In the accident that led to the Independence wrongful death lawsuit, an Independence police officer was pursuing a driver who was fleeing the scene of a collision with another car. Christopher Cooper was crossing the street on a bicycle when he was struck by that driver, Wilfredo J. Pujols Jr. of Independence. Pujols is a cousin to St. Louis Cardinals slugger Albert Pujols. He pleaded guilty in December 2008 to second-degree murder, resisting arrest and two counts of leaving the scene of an accident, and was sentenced to 15 years in prison. At the sentencing, Jackson County Circuit Judge Jack Grate described Pujols's actions as "horrific," and acknowledged the Cooper family's "incalculable" pain. But to the Coopers, the criminal case against Pujols did not resolve the problem of what appeared to be a pattern of police chases in Independence that risked public safety. In the fall of 2007, there were three deaths resulting from police chases in Independence within a ten-day period. Two of those killed were the people who were fleeing from the police, and the third was Christopher.
In their wrongful death lawsuit, Christopher's parents alleged that the Independence police shared the blame for Christopher Cooper's death because they had not followed the city's pursuit policy. They also alleged that, along with other emergency personnel, police failed to properly assess his injuries and made demeaning remarks at the scene of the accident. As a St.
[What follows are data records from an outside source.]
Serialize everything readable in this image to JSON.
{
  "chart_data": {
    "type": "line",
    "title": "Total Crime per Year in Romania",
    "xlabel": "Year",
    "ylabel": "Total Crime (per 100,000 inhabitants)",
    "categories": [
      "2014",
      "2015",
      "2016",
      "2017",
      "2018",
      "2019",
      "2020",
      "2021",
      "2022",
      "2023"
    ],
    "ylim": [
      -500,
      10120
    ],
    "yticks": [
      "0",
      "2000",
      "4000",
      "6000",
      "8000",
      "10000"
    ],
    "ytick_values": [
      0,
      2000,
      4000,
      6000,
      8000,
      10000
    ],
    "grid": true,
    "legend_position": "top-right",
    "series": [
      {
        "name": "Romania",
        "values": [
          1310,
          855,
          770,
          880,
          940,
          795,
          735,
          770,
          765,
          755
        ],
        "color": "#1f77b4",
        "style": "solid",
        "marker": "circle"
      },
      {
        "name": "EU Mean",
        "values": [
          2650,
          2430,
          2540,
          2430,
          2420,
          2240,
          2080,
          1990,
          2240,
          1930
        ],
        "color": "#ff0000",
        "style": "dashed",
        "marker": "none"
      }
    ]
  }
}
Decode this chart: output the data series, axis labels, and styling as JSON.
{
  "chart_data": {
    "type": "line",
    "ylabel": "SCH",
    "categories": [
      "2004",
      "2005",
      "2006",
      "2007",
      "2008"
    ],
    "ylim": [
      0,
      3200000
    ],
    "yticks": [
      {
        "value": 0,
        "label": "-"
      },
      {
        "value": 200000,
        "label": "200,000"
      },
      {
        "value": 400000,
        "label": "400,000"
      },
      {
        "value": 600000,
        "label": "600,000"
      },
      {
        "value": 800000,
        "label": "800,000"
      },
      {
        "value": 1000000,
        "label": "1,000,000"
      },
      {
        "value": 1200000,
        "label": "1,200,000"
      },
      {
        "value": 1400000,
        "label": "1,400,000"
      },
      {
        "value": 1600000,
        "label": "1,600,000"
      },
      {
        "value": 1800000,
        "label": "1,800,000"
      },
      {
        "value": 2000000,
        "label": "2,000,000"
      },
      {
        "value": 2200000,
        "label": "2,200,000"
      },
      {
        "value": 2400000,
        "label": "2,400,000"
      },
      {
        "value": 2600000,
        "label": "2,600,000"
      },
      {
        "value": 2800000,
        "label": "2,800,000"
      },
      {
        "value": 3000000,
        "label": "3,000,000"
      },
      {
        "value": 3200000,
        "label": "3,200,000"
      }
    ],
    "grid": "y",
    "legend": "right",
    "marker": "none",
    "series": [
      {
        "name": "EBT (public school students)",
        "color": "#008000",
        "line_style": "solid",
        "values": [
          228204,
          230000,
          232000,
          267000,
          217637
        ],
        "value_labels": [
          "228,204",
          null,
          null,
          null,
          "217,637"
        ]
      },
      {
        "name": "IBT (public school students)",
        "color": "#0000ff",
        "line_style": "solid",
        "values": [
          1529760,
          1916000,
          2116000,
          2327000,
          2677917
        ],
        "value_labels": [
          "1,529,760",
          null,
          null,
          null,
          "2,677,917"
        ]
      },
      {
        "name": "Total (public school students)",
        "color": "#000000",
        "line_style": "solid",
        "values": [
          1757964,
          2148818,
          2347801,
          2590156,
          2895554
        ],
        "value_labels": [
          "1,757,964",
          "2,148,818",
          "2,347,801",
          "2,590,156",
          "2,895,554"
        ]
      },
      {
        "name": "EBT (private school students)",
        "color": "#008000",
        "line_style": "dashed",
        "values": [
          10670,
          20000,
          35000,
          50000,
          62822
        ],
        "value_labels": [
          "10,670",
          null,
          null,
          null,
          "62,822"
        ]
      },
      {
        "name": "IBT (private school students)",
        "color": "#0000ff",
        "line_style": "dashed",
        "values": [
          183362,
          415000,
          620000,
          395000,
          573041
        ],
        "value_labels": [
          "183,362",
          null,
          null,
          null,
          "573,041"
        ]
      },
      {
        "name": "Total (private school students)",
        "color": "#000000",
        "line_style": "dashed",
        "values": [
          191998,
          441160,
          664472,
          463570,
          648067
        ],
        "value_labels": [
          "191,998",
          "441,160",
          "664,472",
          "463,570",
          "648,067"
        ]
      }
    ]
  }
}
Louis car wreck lawyer, I could see the demeaning remarks that these emergency workers allegedly made as evidence that they weren't taking the situation very seriously, even though a young man's life was at stake, and ultimately was lost. The police could have chosen to deal with Pujols differently. Rather than chasing him when he fled from the scene of the first accident he caused, they could have alerted other officers to catch up him further down the road, or arrested him at his house later on. Instead, they chose what had already been shown, within the last few days, to be a dangerous course.